Inaction became intolerable. She had promised Mrs. Errol that she would take a long rest, but there was no rest for her. She knew that she would hear from Lucas the moment he had anything definite to report; but a new and ghastly fear now assailed her. What if Nap had not returned to Baronmead? What if he had gone direct to the asylum, there to snatch his opportunity while his fury was at its height?

The thought turned her sick. She rose, scarcely knowing what she did, and moved across the room to her escritoire. The vague idea of penning some sort of warning was in her mind, but before she reached it the conviction stabbed her that it would be too late. No warning would be of any avail. If that had been Nap Errol's intention, by this time the deed was done. And if that were so, she was in part guilty of her husband's murder.

Powerless, she sank upon her knees by the open window, striving painfully, piteously, vainly, to pray. But no words came to her, no prayer rose from her wrung heart. It was as though she knelt in outer darkness before a locked door.

In that hour Anne Carfax went down into that Place of Desolation which some call hell and some the bitter school of sorrow—that place in which each soul is alone with its agony and its sin, that place where no light shines and no voice is heard, where, groping along the edge of destruction, the wanderer seeks its Maker and finds Him not, where even the Son of God Himself once lost His faith.

And in that hour she knew why her love lay wounded unto death, though not then did she recognise the revelation as a crowning mercy. She saw herself bruised and abased, humbled beyond belief. She saw her proud purity brought low, brought down to the very mire which all her life she had resolutely ignored, from the very though of which she had always withdrawn herself as from an evil miasma that bred corruption. She saw herself a sinner, sunk incredibly low, a woman who had worshipped Love indeed, but at a forbidden shrine, a woman moreover bereft of all things, who had seen her sacrifice crumble to ashes and had no more to offer.

Through her mind flashed a single sentence that had often and often set her wondering: "From him that hath not shall be taken away even that which he seemeth to have." She knew its meaning now. It scorched her inmost soul. Such an one was she. No effort had she ever made to possess her husband's love. No love had she ever offered to him; duty and submission indeed, but love—never. Her heart had been unwarmed, nor had she ever sought to kindle within it the faintest spark. She had hated him always. She knew it now. Or perhaps her feeling for him had been something too cold for even hatred. If he had made her drink the waters of bitterness, she had given him in return the icy draught of contempt.
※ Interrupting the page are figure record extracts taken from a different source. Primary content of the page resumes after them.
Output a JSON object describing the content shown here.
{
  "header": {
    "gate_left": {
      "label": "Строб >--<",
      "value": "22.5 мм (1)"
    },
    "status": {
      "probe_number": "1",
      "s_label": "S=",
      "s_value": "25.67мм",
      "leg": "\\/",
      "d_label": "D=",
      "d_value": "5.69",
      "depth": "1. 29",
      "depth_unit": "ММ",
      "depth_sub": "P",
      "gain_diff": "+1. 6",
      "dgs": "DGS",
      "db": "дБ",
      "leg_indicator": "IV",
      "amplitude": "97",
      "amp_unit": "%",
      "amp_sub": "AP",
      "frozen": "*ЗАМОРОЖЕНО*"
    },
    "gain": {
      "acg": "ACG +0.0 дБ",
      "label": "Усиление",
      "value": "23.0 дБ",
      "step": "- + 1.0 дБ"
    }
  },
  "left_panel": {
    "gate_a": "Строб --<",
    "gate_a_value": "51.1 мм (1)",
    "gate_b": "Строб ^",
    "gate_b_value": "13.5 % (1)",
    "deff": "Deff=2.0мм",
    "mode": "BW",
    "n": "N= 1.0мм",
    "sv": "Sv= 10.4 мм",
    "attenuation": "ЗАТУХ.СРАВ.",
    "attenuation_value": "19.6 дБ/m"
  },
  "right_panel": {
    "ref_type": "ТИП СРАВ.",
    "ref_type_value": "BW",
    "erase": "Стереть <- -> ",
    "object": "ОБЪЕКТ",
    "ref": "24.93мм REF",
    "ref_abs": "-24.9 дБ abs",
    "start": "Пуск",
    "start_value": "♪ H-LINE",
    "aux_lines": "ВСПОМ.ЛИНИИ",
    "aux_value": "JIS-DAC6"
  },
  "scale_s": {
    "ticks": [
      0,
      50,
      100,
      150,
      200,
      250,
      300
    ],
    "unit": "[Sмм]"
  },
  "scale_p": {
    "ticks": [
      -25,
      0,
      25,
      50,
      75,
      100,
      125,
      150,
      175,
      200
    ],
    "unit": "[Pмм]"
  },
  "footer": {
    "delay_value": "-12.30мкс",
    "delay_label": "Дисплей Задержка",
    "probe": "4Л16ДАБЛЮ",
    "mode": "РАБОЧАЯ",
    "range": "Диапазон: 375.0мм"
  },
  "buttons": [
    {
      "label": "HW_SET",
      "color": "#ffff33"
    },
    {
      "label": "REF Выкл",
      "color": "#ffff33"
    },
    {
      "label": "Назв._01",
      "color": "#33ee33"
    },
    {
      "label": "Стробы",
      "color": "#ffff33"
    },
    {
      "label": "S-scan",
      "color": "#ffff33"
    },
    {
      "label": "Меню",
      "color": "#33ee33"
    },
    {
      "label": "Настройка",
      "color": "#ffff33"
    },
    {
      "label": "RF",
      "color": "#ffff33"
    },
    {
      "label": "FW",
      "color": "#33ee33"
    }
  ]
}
There had been a time when his passion for her might have turned to love, but she had let it slide. She had not wanted love. Or else—like so many fevered souls—she had yearned for the full blossom thereof, neglecting to nourish the parched seed under her feet.

She had committed sacrilege. That was why Love had come to her at last with a flaming sword, devastating her whole life, depriving her of even that which she had seemed to have. That was why she now knelt impotent before a locked door. That was why God was angry.

A long, long time passed. She did not hear the rain pattering upon the green earth, nor feel the soft breeze on her neck. She had lost touch with things physical. She was yet groping in outer darkness.

A hand very softly turned the handle of her door, and a motherly face looked in.